Q&A With Defensive Coordinator Tim Beckman

STILLWATER - New Oklahoma State defensive coordinator Tim Beckman and his son Tyler, a junior who will play next season at Stillwater High School, flew into Oklahoma City early Saturday afternoon. They arrived in Stillwater as the OSU-Missouri game was wrapping up and Beckman immediately jumped into his new job by having lunch with the 97 prospects on campus for Junior Day.

The former Ohio State secondary coach and assistant head coach and defensive coordinator at Bowling Green did take about 20 minutes out of his schedule to get an introduction and speak with a few media members, including Go Pokes Magazine. Executive Editor Robert Allen. Here are a few of the questions that Tim Beckman dealt with in his first introduction to the media as Oklahoma State's defensive coordinator.

Q: How does it feel to be on campus and the new defensive coordinator for Mike Gundy at Oklahoma State?
Beckman: It's great to be here, and with the facilities that Oklahoma State has it is great to be part of Coach Gundy's program. He has a great staff. I knew Gunter Brewer even before I came to Oklahoma State. I know what type of coach he is and I'm excited to work with him, Coach Gundy,and all the coaches on the staff. I'm excited to be here in Stillwater.

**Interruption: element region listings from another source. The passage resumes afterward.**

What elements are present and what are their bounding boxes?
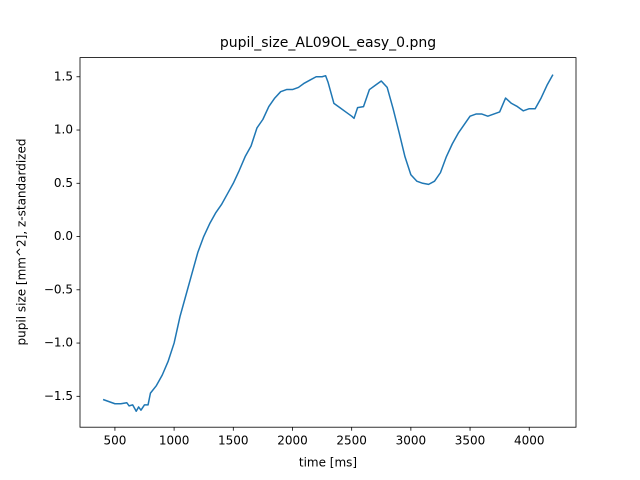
y-tick-label: −1.0 [44, 336, 73, 350]
data-line [102, 74, 554, 412]
y-axis-label: pupil size [mm^2], z-standardized [15, 139, 29, 346]
y-tick-label: 1.5 [54, 69, 73, 83]
plot-frame [79, 57, 577, 428]
x-tick-label: 500 [103, 434, 126, 448]
x-axis-label: time [ms] [299, 456, 357, 470]
x-tick-label: 1000 [159, 434, 190, 448]
y-tick-label: 1.0 [54, 123, 73, 137]
x-tick-label: 2000 [277, 434, 308, 448]
y-tick-label: 0.0 [54, 229, 73, 243]
x-tick-label: 1500 [218, 434, 249, 448]
x-tick-label: 4000 [514, 434, 545, 448]
x-tick-label: 2500 [336, 434, 367, 448]
y-tick-label: −0.5 [44, 282, 73, 296]
x-tick-label: 3000 [396, 434, 427, 448]
x-tick-label: 3500 [455, 434, 486, 448]
chart-title: pupil_size_AL09OL_easy_0.png [220, 35, 436, 51]
y-tick-label: 0.5 [54, 176, 73, 190]
y-tick-label: −1.5 [44, 389, 73, 403]
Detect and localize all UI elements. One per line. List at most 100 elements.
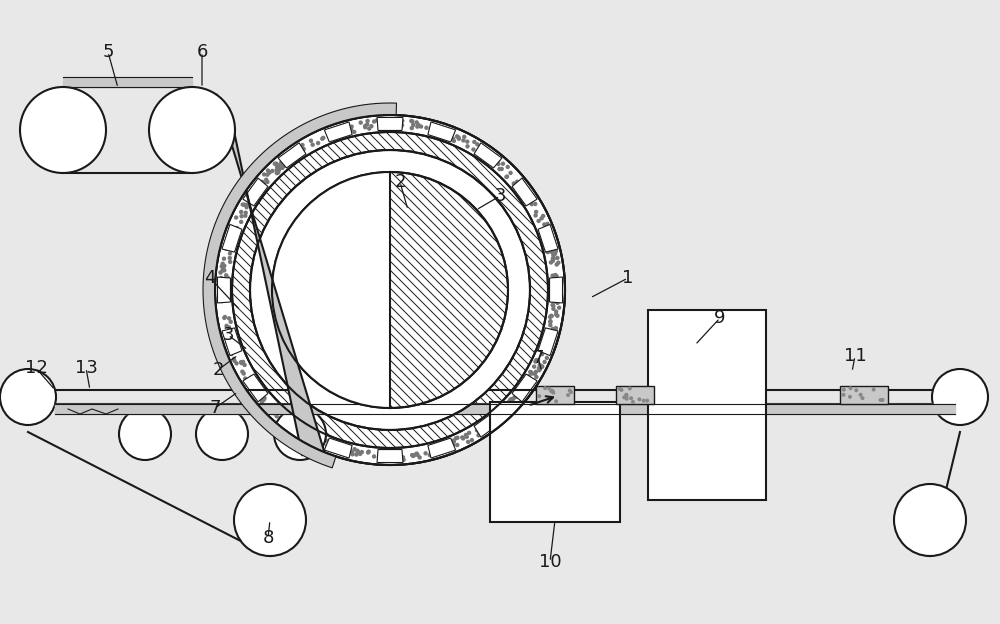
Circle shape (546, 241, 550, 245)
Circle shape (228, 251, 232, 256)
Circle shape (224, 273, 228, 278)
Circle shape (232, 357, 236, 361)
Circle shape (367, 127, 371, 131)
Circle shape (281, 417, 285, 421)
Circle shape (540, 364, 544, 369)
Circle shape (343, 444, 347, 449)
Circle shape (411, 123, 415, 127)
Circle shape (493, 154, 497, 158)
Circle shape (541, 214, 545, 218)
Circle shape (363, 125, 367, 129)
Circle shape (618, 387, 622, 391)
Circle shape (333, 129, 337, 134)
Circle shape (540, 364, 544, 369)
Circle shape (525, 380, 529, 384)
Polygon shape (217, 95, 324, 455)
Circle shape (500, 167, 504, 171)
Circle shape (541, 344, 546, 349)
Circle shape (384, 124, 388, 128)
Circle shape (286, 157, 291, 161)
Circle shape (442, 134, 446, 139)
Circle shape (310, 439, 315, 443)
Circle shape (273, 162, 277, 166)
Circle shape (224, 283, 229, 287)
Circle shape (520, 185, 524, 190)
Circle shape (471, 147, 476, 152)
Circle shape (323, 438, 328, 442)
Circle shape (415, 124, 420, 129)
Circle shape (338, 131, 342, 135)
Circle shape (525, 379, 530, 383)
Circle shape (228, 244, 232, 248)
Circle shape (222, 263, 227, 268)
Text: 8: 8 (262, 529, 274, 547)
Circle shape (365, 119, 370, 123)
Circle shape (298, 147, 303, 151)
Circle shape (549, 335, 554, 339)
Circle shape (447, 136, 452, 140)
Circle shape (545, 222, 550, 226)
Circle shape (219, 294, 223, 298)
Circle shape (229, 241, 233, 245)
Circle shape (543, 386, 547, 390)
Text: 2: 2 (394, 173, 406, 191)
Circle shape (300, 143, 305, 147)
Circle shape (348, 445, 352, 449)
Circle shape (548, 314, 552, 319)
Circle shape (514, 389, 519, 394)
Circle shape (543, 227, 547, 232)
Circle shape (244, 210, 248, 215)
Circle shape (854, 388, 858, 392)
Circle shape (527, 382, 531, 386)
Polygon shape (272, 172, 390, 408)
Circle shape (352, 130, 356, 134)
Circle shape (624, 394, 628, 397)
Circle shape (222, 256, 226, 261)
Circle shape (226, 275, 230, 280)
Circle shape (510, 397, 514, 401)
Circle shape (520, 386, 525, 391)
Circle shape (235, 234, 239, 238)
Circle shape (350, 452, 355, 457)
Circle shape (504, 175, 509, 179)
Circle shape (312, 441, 317, 445)
Circle shape (249, 199, 254, 203)
Circle shape (509, 399, 513, 403)
Circle shape (631, 400, 635, 404)
Circle shape (540, 352, 544, 356)
Circle shape (244, 205, 249, 210)
Circle shape (642, 399, 646, 402)
Circle shape (465, 434, 469, 439)
Circle shape (545, 250, 550, 255)
Circle shape (842, 393, 846, 397)
Circle shape (226, 243, 231, 248)
Circle shape (415, 452, 420, 457)
Circle shape (478, 423, 482, 427)
Circle shape (389, 125, 393, 130)
Circle shape (401, 455, 405, 459)
Circle shape (442, 134, 446, 138)
Circle shape (545, 356, 549, 360)
Circle shape (553, 327, 558, 331)
Circle shape (283, 416, 287, 420)
Circle shape (536, 358, 540, 363)
Circle shape (220, 285, 224, 290)
Circle shape (497, 167, 502, 171)
Circle shape (555, 256, 560, 260)
Circle shape (332, 130, 337, 135)
Circle shape (555, 314, 560, 318)
Circle shape (460, 435, 464, 440)
Circle shape (244, 196, 249, 200)
Circle shape (410, 126, 414, 130)
Circle shape (529, 371, 534, 376)
Circle shape (551, 304, 556, 308)
Circle shape (366, 451, 370, 455)
Circle shape (367, 449, 371, 454)
Circle shape (234, 347, 239, 351)
Circle shape (549, 314, 554, 318)
Circle shape (872, 388, 876, 391)
Circle shape (239, 210, 243, 214)
Circle shape (372, 454, 376, 459)
Circle shape (287, 415, 291, 419)
Circle shape (239, 361, 244, 365)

Q: What do you think of the competition in the Big 12?
Beckman: Playing Texas, as we did last year at Ohio State, and Oklahoma, when I was defensive coordinator at Bowling Green, they do a great job in the Big 12 South and in the North, They do a great job with their offensive schemes. We play a good brand of football up in the Big 10 and we've played some non-conference teams that are pretty good too. I look forward to the challenge, and I know it will be a challenge, one that we as a defensive staff will look forward to attacking.

Q: What is your defensive philosophy?
Beckman: You know it is a lot of the same things that you see a lot of people doing now. You have to pressure the quarterback in today's age. The unique thing is that I've been through an Urban Meyer offense in that I had to compete against it every day in practice (at Bowling Green). You can see the evolution of that offense in today's age. You are going to see our defense get after and do as much as we can to work on the quarterback, to make sure that we do things sound, mentally sound and pressure the quarterback as much as we can.

Q: How much have you seen of the players you will soon be coaching?
Beckman: I watched the Oklahoma-Oklahoma State game. We were fortunate enough to watch that game after our season was over and the Michigan win the week before at Ohio State. We were together as a staff watching that game. I did get to see that game. I have seen a little film. As a defensive coordinator you are excited about any challenge that you have. I think here at Oklahoma State you have great talent and I just look forward to working with these guys in about 15 days for spring football.

Q: You were looked at as a key component going into the Ohio State staff as somewhat of a "guru" of defending spread offenses?
Beckman: No guru staff, but when you practice against it every day and Greg Brandon also did it at Bowling Green you know how to defend it or you think you know how to defend it. You have some ideas and it is taking away the quarterback. The Vince Youngs and what they did at Texas there is what you are up against. In my opinion you have to create different looks to the quarterback. It might be a coverage look, it might be a movement look, a new read, or it can be pressure. It doesn't always have to be pressure. You have got to be able to give that quarterback different things that he must read or key. It goes back to me. It goes back to the old schemes of offenses when Woody (Hayes) was running it. They are running a option-based running game. They are reading a defensive lineman like they did in the split back veer and you have to create different looks for that quarterback.

Q: I have heard you like to be creative on the back end?
Beckman: I think again it comes from the disguise. If the quarterback can read what you are doing under center or back in the gun with an early look then I think you are in trouble. I feel that you have to show thred-deep, two-deep schemes. You have to be able to zone pressure, man pressure, and you have to create different pictures for the quarterback. I know the quarterbacks in this league are great, just like the ones in the Big 10, and you give them a two-deep look all game long then they are going to eat you up. We used Tampa, we did it all. We were a man, Tampa, the old two, quarters, probably not as much quarters as I was accustomed to at Bowling Green, and then inverting the safeties into the box is th other thing that has been very beneficial.

Q: What about the front end of the defense?
Beckman: We are going to be in a four-man (front) and then all of a sudden we'll be in a three-man. With our personnel you can easily change by standing up one of those defensive linemen and being in a three-man front. Give them different pictures no matter who is making that call whether it is the center or the quarterback. Whoever is making those protection calls that if you give them different looks that will create different problems for them, a guessing game. We have to get on top of the guessing game. To me it is being able to be multiple and keep it simple so that the kids can understand what we are doing.